La spécificité de la Mini Transat est l’absence de communication entre les concurrents et la terre. C’est cet isolement pendant la course qui fait la magie et le mystère de cette épreuve. Compétition sportive courue sur les plus petits bateaux de course au large existants, la Mini n’en demeure pas moins une véritable aventure pour chacun des skippers. De tout âge, de toute classe sociale et d’expériences nautiques diverses, les marins viennent à la Mini pour réaliser le rêve d’une vie, s’élancer dans une carrière professionnelle de coureur, mais tous s’accordent à dire : « Passe ta Mini d’abord ». 

Les skippers doivent avant tout être de bons navigants, mais pas que : ils doivent aussi savoir préparer techniquement leur bateau (peinture, gréement, matériaux composites, électronique), se connaître personnellement au mieux (alimentation, efforts physiques, cycles de sommeil), et aussi et surtout être de bons communicants à terre afin d’attirer des partenaires dans leur projet. Aboutissement de deux ans de préparation, elle allie stratégie, vitesse, analyse météo, autonomie matérielle et énergétique et dépassement de soi. 

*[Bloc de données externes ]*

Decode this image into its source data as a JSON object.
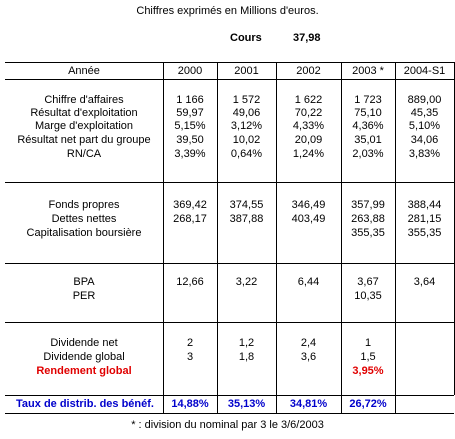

L’objectif est aussi de donner à travers une passion, l’opportunité aux entreprises françaises de développer leur image sur la façade maritime et d’accroître leur réseau. Des actions de communications permettront en interne de promouvoir les valeurs de la course au large et de fédérer les différents acteurs de l’entreprise autour d’un projet motivant.

La Classe Mini est le poumon de ce circuit. Association loi 1901 affiliée à la Fédération Française de Voile, elle encourage l’innovation, la course au large à bord des Mini, en double et en solitaire. Elle veille à la sécurité des petits monocoques tout en leur permettant l’accès à la haute mer, pour la première des Transats. Le nautisme est un milieu innovant, engagé, industriel. Modèle de dynamisme, c’est une filière économique leader à l’international et à découvrir. Beaucoup de ses talents et de ses idées ont éclos dans la «Classe Mini», celle des petits bateaux de 6.50m. Ce sont de véritables laboratoires d’innovation, de conception, mais également une pépinière de talents. Par l’esprit et les propositions, la Classe Mini incarne «l’imprévu» du secteur. Courir en Classe Mini, participer à la Mini Transat, c’est comme mener une entreprise. Il y a les coups durs et les moments magnifiques. Les difficultés font réfléchir, elles font avancer et rendent plus fort, une fois surmontées.